Tizio querela Caio ed a quest’ultimo viene revocato dal questore il porto d’armi ad uso caccia ed un fucile regolarmente posseduto e denunciato.

Caio quindi propone ricorso avverso il provvedimento emesso dal questore sostenendo le proprie ragioni con motivazioni di natura sia procedurale che di merito.

Prima di tutto, infatti, egli sostiene come non gli sia mai stata notificata la comunicazione di avvio del procedimento di revoca del porto d’armi. Da tale fattore egli lamenta di essersi visto precludere il proprio diritto alla difesa ed alla contestazione della versione che Tizio aveva raccontato in sede di querela.
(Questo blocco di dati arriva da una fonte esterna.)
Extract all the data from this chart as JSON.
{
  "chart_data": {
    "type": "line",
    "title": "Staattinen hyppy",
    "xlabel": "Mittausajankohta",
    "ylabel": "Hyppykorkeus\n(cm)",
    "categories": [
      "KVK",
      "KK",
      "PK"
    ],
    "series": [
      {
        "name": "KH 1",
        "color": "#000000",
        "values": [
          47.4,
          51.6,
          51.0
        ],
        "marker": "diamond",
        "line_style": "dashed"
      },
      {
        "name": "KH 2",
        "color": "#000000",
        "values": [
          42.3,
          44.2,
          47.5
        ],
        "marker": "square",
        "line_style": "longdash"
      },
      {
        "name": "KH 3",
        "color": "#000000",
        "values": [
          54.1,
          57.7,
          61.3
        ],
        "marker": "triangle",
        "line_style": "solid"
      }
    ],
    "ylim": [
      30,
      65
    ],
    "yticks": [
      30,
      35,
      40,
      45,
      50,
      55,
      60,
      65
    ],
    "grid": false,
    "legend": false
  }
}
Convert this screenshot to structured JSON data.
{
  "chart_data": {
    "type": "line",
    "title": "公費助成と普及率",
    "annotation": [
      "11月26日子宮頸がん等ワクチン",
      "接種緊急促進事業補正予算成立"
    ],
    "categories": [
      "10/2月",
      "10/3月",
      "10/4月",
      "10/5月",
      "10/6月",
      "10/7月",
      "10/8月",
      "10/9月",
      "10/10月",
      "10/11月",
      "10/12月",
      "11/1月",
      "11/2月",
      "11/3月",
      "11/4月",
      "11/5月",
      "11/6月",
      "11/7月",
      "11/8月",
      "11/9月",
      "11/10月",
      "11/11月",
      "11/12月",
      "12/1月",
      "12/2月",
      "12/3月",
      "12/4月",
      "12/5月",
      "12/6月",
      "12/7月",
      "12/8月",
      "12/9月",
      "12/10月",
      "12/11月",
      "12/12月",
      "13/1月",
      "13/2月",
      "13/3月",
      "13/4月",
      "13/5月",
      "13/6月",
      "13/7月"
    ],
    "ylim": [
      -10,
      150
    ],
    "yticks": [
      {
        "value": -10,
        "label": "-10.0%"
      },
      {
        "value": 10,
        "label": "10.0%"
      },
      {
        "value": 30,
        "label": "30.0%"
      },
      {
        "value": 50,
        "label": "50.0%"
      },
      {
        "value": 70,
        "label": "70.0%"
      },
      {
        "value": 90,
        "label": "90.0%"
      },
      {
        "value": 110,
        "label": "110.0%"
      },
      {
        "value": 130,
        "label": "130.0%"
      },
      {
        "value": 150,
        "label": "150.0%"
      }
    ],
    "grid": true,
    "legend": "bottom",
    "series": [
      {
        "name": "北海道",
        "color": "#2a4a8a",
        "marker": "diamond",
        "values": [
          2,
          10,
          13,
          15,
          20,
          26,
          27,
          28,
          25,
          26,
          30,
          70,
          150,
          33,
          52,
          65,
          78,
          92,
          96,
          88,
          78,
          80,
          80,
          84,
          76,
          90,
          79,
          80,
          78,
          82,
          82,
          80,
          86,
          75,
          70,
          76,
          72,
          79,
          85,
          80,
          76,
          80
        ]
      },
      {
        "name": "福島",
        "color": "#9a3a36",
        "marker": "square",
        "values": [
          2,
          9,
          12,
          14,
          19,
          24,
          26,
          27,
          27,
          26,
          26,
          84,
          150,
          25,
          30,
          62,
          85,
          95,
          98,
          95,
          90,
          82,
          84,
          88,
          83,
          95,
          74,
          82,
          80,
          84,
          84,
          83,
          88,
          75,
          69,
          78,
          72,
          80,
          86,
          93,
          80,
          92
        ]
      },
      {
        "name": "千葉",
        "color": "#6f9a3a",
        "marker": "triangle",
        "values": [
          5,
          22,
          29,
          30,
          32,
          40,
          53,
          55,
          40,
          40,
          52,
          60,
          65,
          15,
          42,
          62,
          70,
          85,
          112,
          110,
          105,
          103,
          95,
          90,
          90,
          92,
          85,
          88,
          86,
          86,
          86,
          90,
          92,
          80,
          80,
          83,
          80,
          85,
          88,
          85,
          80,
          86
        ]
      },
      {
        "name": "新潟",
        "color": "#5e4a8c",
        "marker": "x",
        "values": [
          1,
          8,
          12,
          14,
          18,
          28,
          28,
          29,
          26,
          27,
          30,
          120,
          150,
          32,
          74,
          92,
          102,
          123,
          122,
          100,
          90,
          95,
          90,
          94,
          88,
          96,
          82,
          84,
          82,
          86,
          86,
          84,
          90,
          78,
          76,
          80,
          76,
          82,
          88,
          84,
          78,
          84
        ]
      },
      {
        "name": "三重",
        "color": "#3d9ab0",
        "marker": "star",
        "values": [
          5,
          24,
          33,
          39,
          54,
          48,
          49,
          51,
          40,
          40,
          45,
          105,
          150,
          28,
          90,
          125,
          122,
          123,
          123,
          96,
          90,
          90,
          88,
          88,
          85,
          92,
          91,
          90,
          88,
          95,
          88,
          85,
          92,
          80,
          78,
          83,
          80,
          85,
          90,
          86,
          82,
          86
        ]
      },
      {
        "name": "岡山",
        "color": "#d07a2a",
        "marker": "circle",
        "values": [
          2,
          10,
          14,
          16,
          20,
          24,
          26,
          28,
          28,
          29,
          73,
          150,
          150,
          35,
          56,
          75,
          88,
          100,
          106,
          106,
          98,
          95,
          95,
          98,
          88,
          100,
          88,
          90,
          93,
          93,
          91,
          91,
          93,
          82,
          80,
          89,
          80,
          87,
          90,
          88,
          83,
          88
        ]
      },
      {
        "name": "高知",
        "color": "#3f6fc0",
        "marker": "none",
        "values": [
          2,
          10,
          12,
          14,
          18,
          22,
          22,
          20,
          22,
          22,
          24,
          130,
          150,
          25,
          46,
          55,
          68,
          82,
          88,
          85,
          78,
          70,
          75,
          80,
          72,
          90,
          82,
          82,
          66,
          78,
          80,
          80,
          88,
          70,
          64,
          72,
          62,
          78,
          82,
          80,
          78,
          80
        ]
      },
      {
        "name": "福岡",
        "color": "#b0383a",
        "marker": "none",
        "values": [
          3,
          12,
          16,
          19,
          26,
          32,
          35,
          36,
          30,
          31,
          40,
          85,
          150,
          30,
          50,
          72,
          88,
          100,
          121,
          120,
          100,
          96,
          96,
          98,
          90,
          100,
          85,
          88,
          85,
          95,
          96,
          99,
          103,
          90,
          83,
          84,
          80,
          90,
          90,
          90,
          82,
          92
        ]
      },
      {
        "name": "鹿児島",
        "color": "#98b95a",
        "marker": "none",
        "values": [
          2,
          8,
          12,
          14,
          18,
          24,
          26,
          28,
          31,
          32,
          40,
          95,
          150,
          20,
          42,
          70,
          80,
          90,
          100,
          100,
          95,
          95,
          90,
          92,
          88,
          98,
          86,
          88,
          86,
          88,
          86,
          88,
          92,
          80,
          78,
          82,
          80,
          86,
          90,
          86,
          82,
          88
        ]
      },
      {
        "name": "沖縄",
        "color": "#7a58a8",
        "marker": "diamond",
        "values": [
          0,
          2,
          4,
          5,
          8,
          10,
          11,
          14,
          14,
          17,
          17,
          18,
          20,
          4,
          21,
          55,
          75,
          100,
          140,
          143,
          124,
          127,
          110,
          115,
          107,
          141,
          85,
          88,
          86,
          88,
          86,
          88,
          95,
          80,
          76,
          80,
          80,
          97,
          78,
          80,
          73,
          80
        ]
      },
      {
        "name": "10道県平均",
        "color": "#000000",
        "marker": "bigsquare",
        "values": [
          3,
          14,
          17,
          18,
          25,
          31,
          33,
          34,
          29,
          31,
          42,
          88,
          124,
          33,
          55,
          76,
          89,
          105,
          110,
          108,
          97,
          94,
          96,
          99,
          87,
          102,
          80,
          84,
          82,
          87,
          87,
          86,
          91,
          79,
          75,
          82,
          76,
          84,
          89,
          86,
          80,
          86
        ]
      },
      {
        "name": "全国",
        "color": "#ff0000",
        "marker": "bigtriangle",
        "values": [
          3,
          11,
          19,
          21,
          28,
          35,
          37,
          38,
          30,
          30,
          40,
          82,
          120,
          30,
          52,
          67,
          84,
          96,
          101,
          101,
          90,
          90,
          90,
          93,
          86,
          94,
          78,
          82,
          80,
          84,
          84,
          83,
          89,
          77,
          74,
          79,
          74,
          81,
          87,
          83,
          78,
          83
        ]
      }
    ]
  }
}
Egli, inoltre, lamenta come la motivazione addotta dal questore per la revoca del porto d’armi sia, di fatto, manchevole sotto molteplici punti di vista, per nulla basata su fatti oggettivamente riscontrabili lamentando, inoltre, l’assurdità del giudizio prognostico di inaffidabilità fatto a suo carico dall’amministrazione.

Cosa dice la legge

Appare necessario fare, adesso, alcune constatazioni di natura strettamente tecnica e giuridica, per capire in che modo si possa giungere ad un giudizio di inaffidabilità e come la legge ne riconosca la piena sussistenza.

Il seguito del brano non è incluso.